We also did this in the bigger file hughJass.txt.

unix> grep 'z.*z.*z' hughJass.txt
benzeneazobenzene
bezazz
bezazzes
drizzle-drozzle
fuzzy-guzzy
fuzzy-wuzzy
mezzo-mezzo
pazazz
pazazzes
pizazz
pizazzes
pizazzy
pizzazz
pizzazzes
razzle-dazzle
razzmatazz
zizz
zizzle
zizzled
zizzles
zizzling
zyzzyva
zyzzyvas

Let's Cheat at Wordle!

We began with ADIEU. Wordle told us we had an A in the right place and the E was in the wrong place. If you have a character class such as [ABC], the character class [^ABC] is anything except ABC.

So our hint gives us the regex ^A..[^E].$

unix> grep -iE '^A..[^E].$' scrabble.txt
AALII
AARGH
ABACA
ABACI
ABACK
ABAFT
ABAKA
ABAMP
ABASE
ABASH
ABATE
ABAYA
ABBAS
ABBOT
ABEAM
ABELE
ABETS
ABHOR
ABIDE
ABMHO
ABODE
ABOHM
ABOIL
ABOMA
ABOON
ABORT
  
  .
  .
  .

AWOKE
AWOLS
AXELS
AXIAL
AXILE
AXILS
AXING
AXIOM
AXION
AXITE
AXMAN
AXONE
AXONS
AYAHS
AYINS
AZANS
AZIDE
AZIDO
AZINE
AZLON
AZOIC
AZOLE
AZONS
AZOTE
AZOTH
AZUKI
AZURE

There is a lot of crap we don't want. For instance, AZURE has U. Wordle ruled that out. And AXMAN has no E, so it's a dud.

We can filter for items with an E using grep E. We can exclude the duds using grep -v [DIU]. We can connect these with a pipe (|). Videte et Spectate!

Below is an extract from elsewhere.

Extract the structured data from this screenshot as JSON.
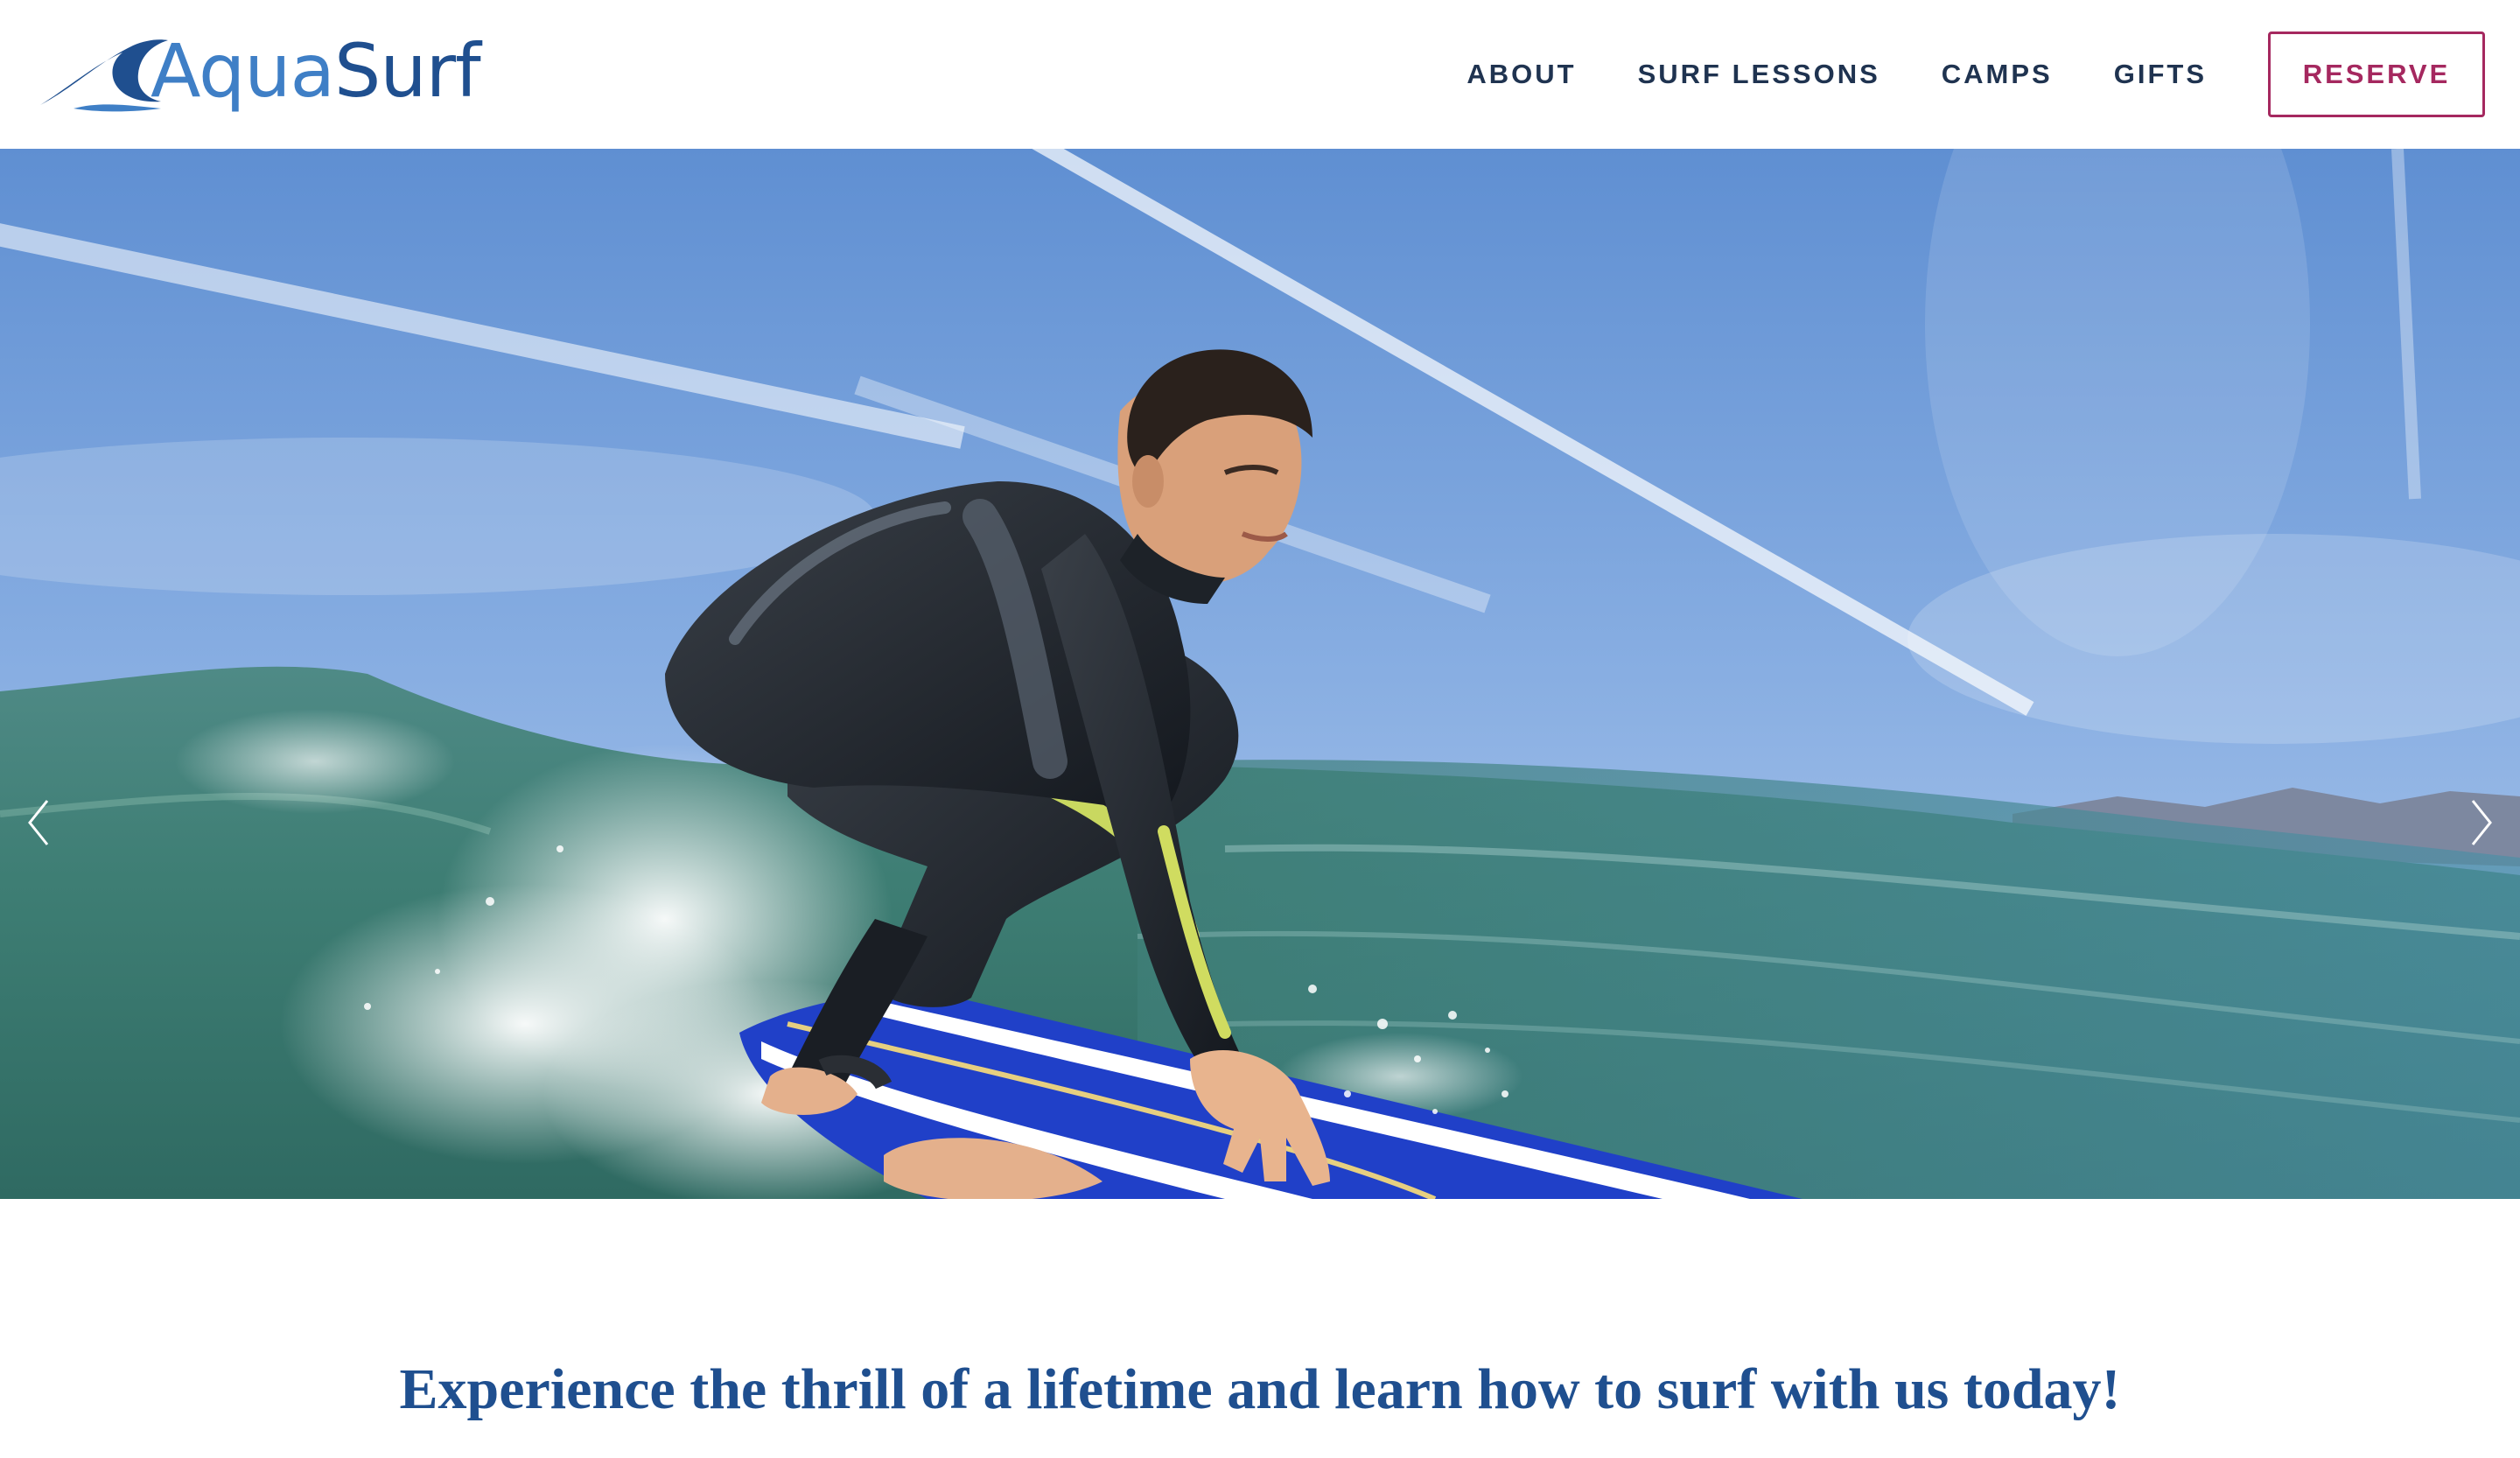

unix> grep -iE '^A..[^E].$' scrabble.txt | grep -v [DIU]
ABATE
ABEAM
ABELE
ABOVE
ACETA
AGAPE
AGATE
AGAVE
AGAZE
AGENE
AGENT
AGONE
AKELA
AKENE
ALANE
ALATE
ALEPH
ALGAE
ALONE
AMAZE
AMBLE
AMEBA
AMENT
AMOLE
AMPLE
ANELE
ANENT
ANGLE
ANKLE
ANOLE
ANTAE
APACE
APEAK
APPLE
ATONE
AWAKE
AWOKE
AXONE
AZOLE
AZOTE

Still a lot. Vanna White reminds us of the magic of RSTLNE. We eliminated R and S and O. So we revise our query as follows

unix> grep -iE '^A..[^E][^E]$' scrabble.txt | grep -v [ORSDIU] |grep E
ABEAM
ACETA
AGENT
AKELA
ALEPH
AMEBA
AMENT
ANENT
APEAK

Result was AGENT.

Where do I get this tool?

Go to Getting BASH to find out. This tool is on all Macs, and you can install the UNIX subsystem on Windoze machines.